The risk of developing aggressive cancer increases with age as genetic mutations accumulate in our cells from exposure to cancer-causing substances in the environment. Now, former Damon Runyon Fellow John Blenis, PhD, and colleagues at Weill Cornell Medicine have discovered a molecule produced by our own cells that can accumulate in the blood as we age and help cancer cells spread from one site in the body to other organs. The researchers found that the level of methylmalonic acid (MMA)—a by-product of protein and fat digestion—is significantly higher in the blood of otherwise healthy people over the age of 60.
The researchers treated human cancer cells with blood serum samples from people who were either under 30 or over 60. Only the cancer cells treated with serum of older individuals gained the ability to metastasize by detaching from surrounding cells and becoming mobile. When injected into mice, the treated cells quickly migrated to the lungs and started new tumors.

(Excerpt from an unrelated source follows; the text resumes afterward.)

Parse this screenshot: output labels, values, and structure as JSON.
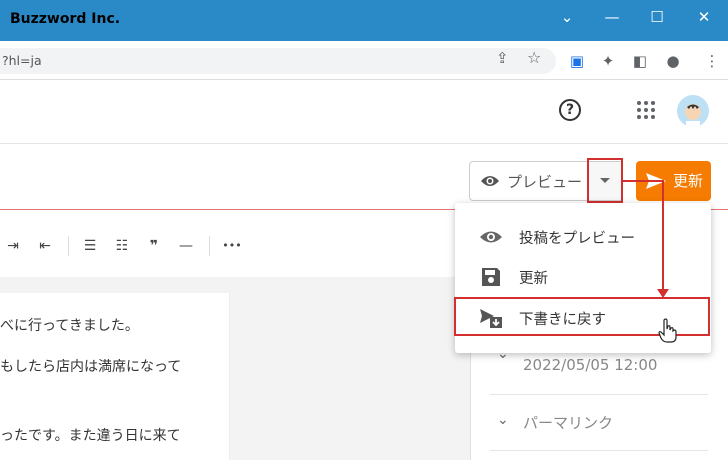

When the researchers analyzed the serum used to treat the cancer cells, they found that MMA was elevated in all the samples that were able to induce metastasis. They then exposed cancer cells to elevated levels of MMA only, and the same transformation was seen.
All the people in this study who had high plasma levels of MMA seemed to be cancer-free, suggesting that the effects of MMA are specific to cancer spread in the body, rather than to initial cancer formation. Cancer initiation and spread are distinct processes that involve different molecular mechanisms.
The researchers also analyzed the genetic changes in the cancer cells and found that higher levels of MMA were associated with increased expression of the SOX4 gene, which contributes to tumor progression and is highly active in aggressive cancers. Blocking the expression of SOX4 stopped MMA from inducing metastasis in mice and drug resistance.
The findings suggest that in the future people could possibly to reduce the protein and fat in their diet to control MMA levels as they age. Alternatively, drugs that reduce MMA levels could be useful in inhibiting metastasis and thus reduce deaths in older cancer patients.
“This discovery is the beginning of investigations in many different directions, but our hope overall is that we’ll be able eventually to develop therapies to reduce MMA levels and thereby reduce cancer mortality,” said Dr. John Blenis.
This research was published in Nature.